EU/3/02/090 - orphan designation for treatment of glioma

Tumours that begin in brain tissue are known as primary brain tumours. Primary brain tumours are classified by the type of tissue from which they originate. The most common brain tumours are gliomas, which begin in the glial (supportive) tissue.
Due to their localisation, gliomas represent a potentially debilitating and life-threatening condition. Patients affected by gliomas can suffer from neurological complications, depending on the site of intra-cerebral development of the tumour.

Treatment for gliomas depends on a number of factors and may include surgery, radiotherapy or chemotherapy as well as symptomatic treatments, such as corticosteroids to control the effects of raised intracranial pressure, and anticonvulsants to help control seizures, as required. Methods of treatment for the condition had been authorised in the Community at the time of submission of the application for orphan designation. Satisfactory argumentation has been submitted by the sponsor to justify the assumption that human transferrin conjugated to mutant diphtheria toxin might be of potential significant benefit for the treatment of gliomas, particularly in terms of its novel mechanism of action.

According to the information provided by the sponsor, gliomas were considered to affect about 35,000 persons in the European Union.

* Disclaimer: The number of patients affected by the condition is estimated and assessed for the purpose of the designation, for a European Community population of 377,000,000 (Eurostat 2001) and may differ from the true number of patients affected by the condition. This estimate is based on available information and calculations presented by the sponsor at the time of the application.

The active substance in this medicinal product is formed by bonding a protein, human transferrin, with a substance derived from the diphtheria toxin. As tumour cells over-express transferrin receptors compared to normal cells, it is expected that the product will mainly target cancer cells. The toxic effect is supported by the modified diphtheria toxin, through inhibition of cell protein synthesis.
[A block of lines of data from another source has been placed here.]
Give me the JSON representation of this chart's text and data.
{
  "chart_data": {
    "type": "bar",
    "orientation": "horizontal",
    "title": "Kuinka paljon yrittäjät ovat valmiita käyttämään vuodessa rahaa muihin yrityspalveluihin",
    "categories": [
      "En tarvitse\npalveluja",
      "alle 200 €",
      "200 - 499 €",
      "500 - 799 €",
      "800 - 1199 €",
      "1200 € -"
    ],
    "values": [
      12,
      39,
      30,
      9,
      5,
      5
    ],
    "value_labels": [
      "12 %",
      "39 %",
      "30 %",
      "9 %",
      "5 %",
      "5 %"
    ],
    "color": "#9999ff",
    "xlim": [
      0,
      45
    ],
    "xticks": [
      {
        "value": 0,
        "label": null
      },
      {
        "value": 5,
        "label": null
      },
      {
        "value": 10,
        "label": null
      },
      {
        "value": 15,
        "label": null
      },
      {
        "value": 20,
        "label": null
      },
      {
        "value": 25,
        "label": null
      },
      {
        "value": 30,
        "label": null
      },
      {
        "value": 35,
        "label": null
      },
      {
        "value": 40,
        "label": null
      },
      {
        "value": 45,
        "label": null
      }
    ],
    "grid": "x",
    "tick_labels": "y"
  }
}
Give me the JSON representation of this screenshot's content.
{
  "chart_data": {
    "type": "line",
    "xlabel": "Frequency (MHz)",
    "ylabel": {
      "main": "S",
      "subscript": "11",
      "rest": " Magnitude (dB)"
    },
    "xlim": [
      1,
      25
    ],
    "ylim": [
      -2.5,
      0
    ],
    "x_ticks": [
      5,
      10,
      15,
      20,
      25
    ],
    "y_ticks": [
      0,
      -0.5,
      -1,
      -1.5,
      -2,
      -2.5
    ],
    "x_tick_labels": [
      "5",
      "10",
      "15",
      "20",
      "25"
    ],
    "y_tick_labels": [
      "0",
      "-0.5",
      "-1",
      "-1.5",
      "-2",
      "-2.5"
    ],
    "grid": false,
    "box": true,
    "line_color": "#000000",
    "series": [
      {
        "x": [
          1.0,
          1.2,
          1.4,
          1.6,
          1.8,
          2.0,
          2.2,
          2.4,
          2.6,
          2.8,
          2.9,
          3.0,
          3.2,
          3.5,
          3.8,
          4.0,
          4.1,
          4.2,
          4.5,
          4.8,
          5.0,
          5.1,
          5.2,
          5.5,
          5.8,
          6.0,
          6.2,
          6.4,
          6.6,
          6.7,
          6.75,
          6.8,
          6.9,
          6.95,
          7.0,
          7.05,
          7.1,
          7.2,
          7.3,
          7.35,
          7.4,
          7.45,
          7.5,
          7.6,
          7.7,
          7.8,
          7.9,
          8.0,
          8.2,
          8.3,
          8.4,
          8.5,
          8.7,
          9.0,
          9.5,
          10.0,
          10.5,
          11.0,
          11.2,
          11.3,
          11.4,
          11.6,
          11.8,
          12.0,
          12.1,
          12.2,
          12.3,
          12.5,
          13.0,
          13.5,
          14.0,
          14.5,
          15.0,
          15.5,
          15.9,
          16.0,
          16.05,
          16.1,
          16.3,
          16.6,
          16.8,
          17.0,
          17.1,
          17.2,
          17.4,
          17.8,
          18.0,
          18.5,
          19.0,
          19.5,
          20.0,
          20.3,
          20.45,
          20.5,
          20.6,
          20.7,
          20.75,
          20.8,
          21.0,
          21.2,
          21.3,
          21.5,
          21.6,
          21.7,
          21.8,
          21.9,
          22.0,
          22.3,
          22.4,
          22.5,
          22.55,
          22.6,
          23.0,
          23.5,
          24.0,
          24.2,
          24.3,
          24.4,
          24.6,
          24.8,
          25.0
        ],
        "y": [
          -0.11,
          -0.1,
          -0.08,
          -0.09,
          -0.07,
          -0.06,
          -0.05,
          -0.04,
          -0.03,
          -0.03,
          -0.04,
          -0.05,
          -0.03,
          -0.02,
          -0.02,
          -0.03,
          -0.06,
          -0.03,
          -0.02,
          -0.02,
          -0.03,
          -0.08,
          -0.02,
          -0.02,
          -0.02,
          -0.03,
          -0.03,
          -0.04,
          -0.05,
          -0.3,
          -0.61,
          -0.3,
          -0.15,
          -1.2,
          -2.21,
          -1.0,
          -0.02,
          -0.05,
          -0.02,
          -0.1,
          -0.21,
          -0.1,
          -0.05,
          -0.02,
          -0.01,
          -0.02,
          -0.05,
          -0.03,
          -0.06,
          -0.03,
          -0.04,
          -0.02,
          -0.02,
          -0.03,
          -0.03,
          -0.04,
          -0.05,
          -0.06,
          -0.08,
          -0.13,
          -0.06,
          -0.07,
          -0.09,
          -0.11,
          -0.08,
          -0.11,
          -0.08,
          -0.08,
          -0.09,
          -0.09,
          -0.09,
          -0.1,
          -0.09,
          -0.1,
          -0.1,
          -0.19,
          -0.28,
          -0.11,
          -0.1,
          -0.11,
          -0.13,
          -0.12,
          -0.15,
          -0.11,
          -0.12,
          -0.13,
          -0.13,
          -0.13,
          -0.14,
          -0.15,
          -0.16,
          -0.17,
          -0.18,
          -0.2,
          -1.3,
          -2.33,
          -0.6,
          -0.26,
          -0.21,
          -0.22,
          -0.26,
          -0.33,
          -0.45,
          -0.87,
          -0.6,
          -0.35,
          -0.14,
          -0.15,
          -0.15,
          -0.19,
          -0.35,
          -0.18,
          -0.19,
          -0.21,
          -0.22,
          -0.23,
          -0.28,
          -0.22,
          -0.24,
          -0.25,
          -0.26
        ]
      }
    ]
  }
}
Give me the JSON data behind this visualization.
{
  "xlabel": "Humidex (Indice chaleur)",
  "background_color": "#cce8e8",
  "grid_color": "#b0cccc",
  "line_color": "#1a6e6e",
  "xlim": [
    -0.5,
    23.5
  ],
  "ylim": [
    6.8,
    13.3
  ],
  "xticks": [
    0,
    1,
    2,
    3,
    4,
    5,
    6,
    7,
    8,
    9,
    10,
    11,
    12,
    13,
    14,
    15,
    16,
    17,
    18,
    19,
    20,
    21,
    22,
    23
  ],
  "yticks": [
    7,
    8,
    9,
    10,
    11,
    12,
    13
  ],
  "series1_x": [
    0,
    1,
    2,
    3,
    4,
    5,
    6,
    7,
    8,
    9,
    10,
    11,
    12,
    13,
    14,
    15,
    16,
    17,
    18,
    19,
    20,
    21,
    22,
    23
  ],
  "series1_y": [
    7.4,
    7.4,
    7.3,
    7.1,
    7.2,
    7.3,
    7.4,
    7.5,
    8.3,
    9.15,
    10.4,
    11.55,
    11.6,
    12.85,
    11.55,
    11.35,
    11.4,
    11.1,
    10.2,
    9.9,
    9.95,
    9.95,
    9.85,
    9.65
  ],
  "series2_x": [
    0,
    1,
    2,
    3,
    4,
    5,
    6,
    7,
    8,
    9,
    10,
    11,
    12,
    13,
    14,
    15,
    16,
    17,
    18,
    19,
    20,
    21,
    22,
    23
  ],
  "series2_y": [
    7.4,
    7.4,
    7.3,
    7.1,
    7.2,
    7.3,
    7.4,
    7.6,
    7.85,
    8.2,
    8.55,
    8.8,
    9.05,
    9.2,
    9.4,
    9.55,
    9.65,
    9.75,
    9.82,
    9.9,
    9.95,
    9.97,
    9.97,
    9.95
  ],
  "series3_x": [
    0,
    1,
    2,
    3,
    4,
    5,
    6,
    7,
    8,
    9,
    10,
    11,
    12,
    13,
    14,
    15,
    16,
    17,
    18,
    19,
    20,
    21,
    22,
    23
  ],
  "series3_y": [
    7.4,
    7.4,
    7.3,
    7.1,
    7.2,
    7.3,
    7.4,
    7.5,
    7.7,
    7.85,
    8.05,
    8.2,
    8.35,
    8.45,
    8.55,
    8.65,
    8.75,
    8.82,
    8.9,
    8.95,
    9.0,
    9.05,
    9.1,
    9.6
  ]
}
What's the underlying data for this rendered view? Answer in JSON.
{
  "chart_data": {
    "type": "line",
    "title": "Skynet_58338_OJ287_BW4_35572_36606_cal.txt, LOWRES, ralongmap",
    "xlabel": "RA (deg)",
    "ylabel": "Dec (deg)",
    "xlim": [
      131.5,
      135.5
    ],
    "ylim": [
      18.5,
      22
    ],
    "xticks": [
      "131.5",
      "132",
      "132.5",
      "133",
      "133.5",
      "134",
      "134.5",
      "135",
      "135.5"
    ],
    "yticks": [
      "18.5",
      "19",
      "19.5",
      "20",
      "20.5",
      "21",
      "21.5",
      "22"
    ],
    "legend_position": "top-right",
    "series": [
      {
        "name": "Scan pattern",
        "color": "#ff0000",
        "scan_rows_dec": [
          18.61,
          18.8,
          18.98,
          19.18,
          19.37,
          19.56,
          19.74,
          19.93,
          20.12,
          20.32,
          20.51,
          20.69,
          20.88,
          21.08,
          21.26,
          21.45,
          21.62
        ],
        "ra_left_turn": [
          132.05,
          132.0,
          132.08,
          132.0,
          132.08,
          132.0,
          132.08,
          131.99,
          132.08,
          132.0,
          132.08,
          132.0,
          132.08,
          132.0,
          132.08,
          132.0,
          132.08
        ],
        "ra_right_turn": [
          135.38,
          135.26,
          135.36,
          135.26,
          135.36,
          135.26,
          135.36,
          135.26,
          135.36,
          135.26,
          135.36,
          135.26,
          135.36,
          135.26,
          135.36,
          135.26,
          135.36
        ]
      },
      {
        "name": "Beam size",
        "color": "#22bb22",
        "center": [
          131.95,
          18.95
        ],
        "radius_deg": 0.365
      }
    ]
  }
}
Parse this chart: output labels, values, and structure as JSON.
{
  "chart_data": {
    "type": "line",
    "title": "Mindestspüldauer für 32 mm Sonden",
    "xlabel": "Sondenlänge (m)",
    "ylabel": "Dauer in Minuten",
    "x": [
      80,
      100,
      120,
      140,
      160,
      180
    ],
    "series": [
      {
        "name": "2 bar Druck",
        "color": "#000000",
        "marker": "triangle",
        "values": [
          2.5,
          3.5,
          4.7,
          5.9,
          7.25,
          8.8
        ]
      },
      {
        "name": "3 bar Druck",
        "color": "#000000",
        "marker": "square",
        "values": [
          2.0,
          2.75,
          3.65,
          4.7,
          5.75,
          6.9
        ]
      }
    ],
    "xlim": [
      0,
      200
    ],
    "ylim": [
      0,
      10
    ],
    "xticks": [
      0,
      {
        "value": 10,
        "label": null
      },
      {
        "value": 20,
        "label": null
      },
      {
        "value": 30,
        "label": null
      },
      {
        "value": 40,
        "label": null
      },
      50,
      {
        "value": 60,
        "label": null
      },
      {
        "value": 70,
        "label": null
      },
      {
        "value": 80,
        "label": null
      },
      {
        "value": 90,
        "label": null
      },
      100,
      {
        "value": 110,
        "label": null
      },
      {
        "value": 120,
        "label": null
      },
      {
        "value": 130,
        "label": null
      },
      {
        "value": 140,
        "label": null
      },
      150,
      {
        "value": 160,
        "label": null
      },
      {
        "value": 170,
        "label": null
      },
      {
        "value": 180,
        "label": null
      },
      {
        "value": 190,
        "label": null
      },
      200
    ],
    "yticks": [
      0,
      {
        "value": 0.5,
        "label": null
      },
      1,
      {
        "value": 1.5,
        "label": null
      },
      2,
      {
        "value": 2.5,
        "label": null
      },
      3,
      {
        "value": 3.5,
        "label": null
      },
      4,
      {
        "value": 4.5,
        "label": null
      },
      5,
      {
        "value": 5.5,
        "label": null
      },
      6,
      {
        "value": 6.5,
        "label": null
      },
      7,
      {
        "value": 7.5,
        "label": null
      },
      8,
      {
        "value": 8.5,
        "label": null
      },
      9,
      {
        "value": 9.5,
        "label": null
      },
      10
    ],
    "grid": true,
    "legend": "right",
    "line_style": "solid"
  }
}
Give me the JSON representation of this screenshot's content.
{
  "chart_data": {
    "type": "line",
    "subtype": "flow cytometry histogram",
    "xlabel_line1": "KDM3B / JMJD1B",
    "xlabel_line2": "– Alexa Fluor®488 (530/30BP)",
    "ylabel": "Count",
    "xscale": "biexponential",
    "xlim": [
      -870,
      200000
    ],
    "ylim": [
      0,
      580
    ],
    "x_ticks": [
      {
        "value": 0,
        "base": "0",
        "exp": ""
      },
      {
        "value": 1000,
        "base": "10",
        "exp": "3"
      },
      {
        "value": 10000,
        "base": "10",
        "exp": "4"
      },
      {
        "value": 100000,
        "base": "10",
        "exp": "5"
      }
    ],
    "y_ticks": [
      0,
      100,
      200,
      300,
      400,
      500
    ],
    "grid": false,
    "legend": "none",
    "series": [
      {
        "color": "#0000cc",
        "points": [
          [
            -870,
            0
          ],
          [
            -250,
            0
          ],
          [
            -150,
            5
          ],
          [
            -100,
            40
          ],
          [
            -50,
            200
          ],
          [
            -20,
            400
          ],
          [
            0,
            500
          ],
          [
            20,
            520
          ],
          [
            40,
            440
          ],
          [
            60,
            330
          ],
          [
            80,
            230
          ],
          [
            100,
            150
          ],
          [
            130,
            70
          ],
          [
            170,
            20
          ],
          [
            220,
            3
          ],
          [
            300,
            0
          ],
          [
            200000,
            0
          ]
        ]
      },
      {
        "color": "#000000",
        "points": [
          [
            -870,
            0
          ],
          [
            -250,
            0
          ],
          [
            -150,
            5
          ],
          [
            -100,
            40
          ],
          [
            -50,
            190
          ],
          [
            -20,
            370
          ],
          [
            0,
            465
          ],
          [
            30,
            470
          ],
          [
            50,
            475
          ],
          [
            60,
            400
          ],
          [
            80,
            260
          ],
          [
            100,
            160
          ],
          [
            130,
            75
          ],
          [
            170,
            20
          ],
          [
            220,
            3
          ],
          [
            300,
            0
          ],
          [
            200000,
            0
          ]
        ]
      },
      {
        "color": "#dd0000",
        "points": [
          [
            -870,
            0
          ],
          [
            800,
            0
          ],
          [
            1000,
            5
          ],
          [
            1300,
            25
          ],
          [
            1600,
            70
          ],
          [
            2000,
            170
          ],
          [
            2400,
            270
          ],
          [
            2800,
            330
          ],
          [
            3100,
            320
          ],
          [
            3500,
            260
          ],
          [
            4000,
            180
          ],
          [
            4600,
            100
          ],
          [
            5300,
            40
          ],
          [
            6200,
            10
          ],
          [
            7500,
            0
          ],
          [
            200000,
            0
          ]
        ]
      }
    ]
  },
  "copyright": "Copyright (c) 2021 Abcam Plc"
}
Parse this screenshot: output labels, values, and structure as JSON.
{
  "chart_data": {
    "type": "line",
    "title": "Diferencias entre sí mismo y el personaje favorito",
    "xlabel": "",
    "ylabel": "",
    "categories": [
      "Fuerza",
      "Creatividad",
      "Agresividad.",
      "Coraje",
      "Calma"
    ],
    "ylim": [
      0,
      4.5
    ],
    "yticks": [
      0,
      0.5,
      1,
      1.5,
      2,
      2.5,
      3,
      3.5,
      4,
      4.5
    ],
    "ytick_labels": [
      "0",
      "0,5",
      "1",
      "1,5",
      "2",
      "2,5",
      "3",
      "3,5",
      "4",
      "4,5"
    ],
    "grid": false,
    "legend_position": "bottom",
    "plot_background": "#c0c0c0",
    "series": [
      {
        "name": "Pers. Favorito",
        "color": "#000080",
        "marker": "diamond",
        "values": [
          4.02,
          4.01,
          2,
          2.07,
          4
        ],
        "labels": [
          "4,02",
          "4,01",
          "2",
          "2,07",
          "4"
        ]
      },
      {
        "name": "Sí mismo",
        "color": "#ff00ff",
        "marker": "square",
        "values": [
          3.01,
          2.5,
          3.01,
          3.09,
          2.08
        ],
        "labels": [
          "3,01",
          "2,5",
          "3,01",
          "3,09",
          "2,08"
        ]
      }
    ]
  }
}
The effects of human transferrin conjugated to mutant diphtheria toxin have been evaluated in experimental models. At the time of submission of the application for orphan designation, clinical trials in patients with gliomas were ongoing.

Human transferrin conjugated to mutant diphtheria toxin had not been marketed anywhere worldwide, at the time of submission. Orphan drug status was granted by the United States Food and Drug Administration (FDA) on 3 December 2001 for human transferrin conjugated to mutant diphtheria toxin in the treatment of malignant tumours of the central nervous system.

According to Regulation (EC) No 141/2000 of 16 December 1999, the Committee for Orphan Medicinal Products (COMP) adopted on 23 January 2002 a positive opinion recommending the grant of the above mentioned designation.

• the seriousness of the condition,
• the existence or not of alternative methods of diagnosis, prevention or treatment and
• either the rarity of the condition (considered to affect not more than five in ten thousand persons in the Community), or the insufficient return of development investments.

Designated orphan medicinal products are still investigational products which have been considered for designation on the basis of potential activity. An orphan designation is not a marketing authorisation. As a consequence, demonstration of its quality, safety and efficacy will be necessary before this product can be granted a marketing authorisation.